As Warren said, "The ultra-rich and powerful have rigged the rules in their favor so much that the top 0.1% pay a lower effective tax rate than the bottom 99%." According to Saez and Zucman, families in the bottom 99% owed 7.2% of their wealth in federal, state, and local taxes in 2019, while the total tax burden of the wealthiest 0.1% was 3.2%.
The Democratic lawmakers who introduced the Ultra-Millionaire Tax Act of 2021 wrote that "by focusing on incomes, the tax system largely misses the massive amount of wealth this tiny sliver of ultra-rich families has accumulated."
"A wealth tax," Warren noted, "is popular among voters on both sides for good reason: because they understand the system is rigged to benefit the wealthy and large corporations."
Referring to a 2020 poll (pdf) conducted in 11 key battleground states by Data for Progress, which found that 61% of voters said they would be more likely to cast a ballot for a candidate who supports a wealth tax, Warren added that she's "confident lawmakers will catch up to the overwhelming majority of Americans who are demanding more fairness, more change, and who believe it's time for a wealth tax."
Stephanie Taylor, co-founder of the Progressive Change Campaign Committee (PCCC), said that "a tax on wealth above $50 million is very popular, and is even more popular when it funds priorities like child care, healthcare, and jobs in our communities. As President Biden calls for a Build Back Better plan that invests in American infrastructure and jobs, every senator should be proud to fund these investments by signing on to Senator Warren's wealth tax legislation."
Cosponsored by several lawmakers, including Sens. Bernie Sanders (I-Vt.), Sheldon Whitehouse (D-R.I.), Kirsten Gillibrand (D-N.Y.), and Ed Markey (D-Mass.), the legislation has also been endorsed more than two dozen organizations, from unions like the AFL-CIO and UNITE HERE, to advocacy groups such as Jobs with Justice, People's Action, and Sunrise Movement.
"99.9% of Americans won't owe an extra dime in taxes under this proposal while the super-rich who have benefitted from a rigged system will finally start paying their fair share in taxes."
—Susan Harley, Public Citizen
"A wealth tax could begin to close America's yawning wealth gap and repair the damage it has caused to workers and families," Kitty Richards, a fellow at the Roosevelt Institute, said in a statement.
"Now is the time to Build Back Better, and that should include taxing wealth," added Richards, who, along with her progressive think tank colleagues, has explained why a federal wealth tax is constitutional despite claims to the contrary made by right-wing critics.
Although Warren has debunked ill-conceived concerns that wealthy Americans will renounce their U.S. citizenship to avoid paying their fair share in taxes, the bill includes a 40% exit tax to preempt such attempts.
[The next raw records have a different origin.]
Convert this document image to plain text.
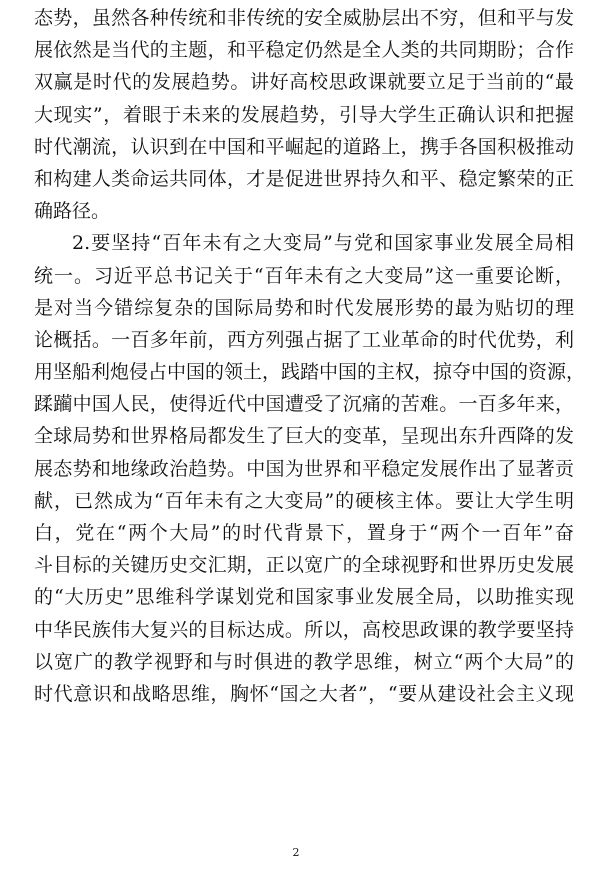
态势，虽然各种传统和非传统的安全威胁层出不穷，但和平与发
展依然是当代的主题，和平稳定仍然是全人类的共同期盼；合作
双赢是时代的发展趋势。讲好高校思政课就要立足于当前的“最
大现实”，着眼于未来的发展趋势，引导大学生正确认识和把握
时代潮流，认识到在中国和平崛起的道路上，携手各国积极推动
和构建人类命运共同体，才是促进世界持久和平、稳定繁荣的正
确路径。
2.要坚持“百年未有之大变局”与党和国家事业发展全局相
统一。习近平总书记关于“百年未有之大变局”这一重要论断，
是对当今错综复杂的国际局势和时代发展形势的最为贴切的理
论概括。一百多年前，西方列强占据了工业革命的时代优势，利
用坚船利炮侵占中国的领土，践踏中国的主权，掠夺中国的资源，
蹂躏中国人民，使得近代中国遭受了沉痛的苦难。一百多年来，
全球局势和世界格局都发生了巨大的变革，呈现出东升西降的发
展态势和地缘政治趋势。中国为世界和平稳定发展作出了显著贡
献，已然成为“百年未有之大变局”的硬核主体。要让大学生明
白，党在“两个大局”的时代背景下，置身于“两个一百年”奋
斗目标的关键历史交汇期，正以宽广的全球视野和世界历史发展
的“大历史”思维科学谋划党和国家事业发展全局，以助推实现
中华民族伟大复兴的目标达成。所以，高校思政课的教学要坚持
以宽广的教学视野和与时俱进的教学思维，树立“两个大局”的
时代意识和战略思维，胸怀“国之大者”，“要从建设社会主义现
2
There are additional anti-evasion measures as well, including a $100 billion investment to rebuild and strengthen the Internal Revenue Service and a 30% minimum audit rate for taxpayers subject to the wealth tax, among other tools.
"It's time to level the playing field and passage of the Ultra-Millionaire Tax Act would be a monumental step toward addressing wealth inequality," said Harley of Public Citizen. "99.9% of Americans won't owe an extra dime in taxes under this proposal while the super-rich who have benefitted from a rigged system will finally start paying their fair share in taxes."
According to Dana Bye, campaign director at Tax March, the U.S. economy is currently at a "crucial decision point between recovery and further disaster."
"To revive America's middle and working classes again, safeguard the country from future collapse, and build a new economy that truly works for everyone," Bye said, "Congress must tax the trillions of dollars in wealth hoarded by a few ultra-millionaires."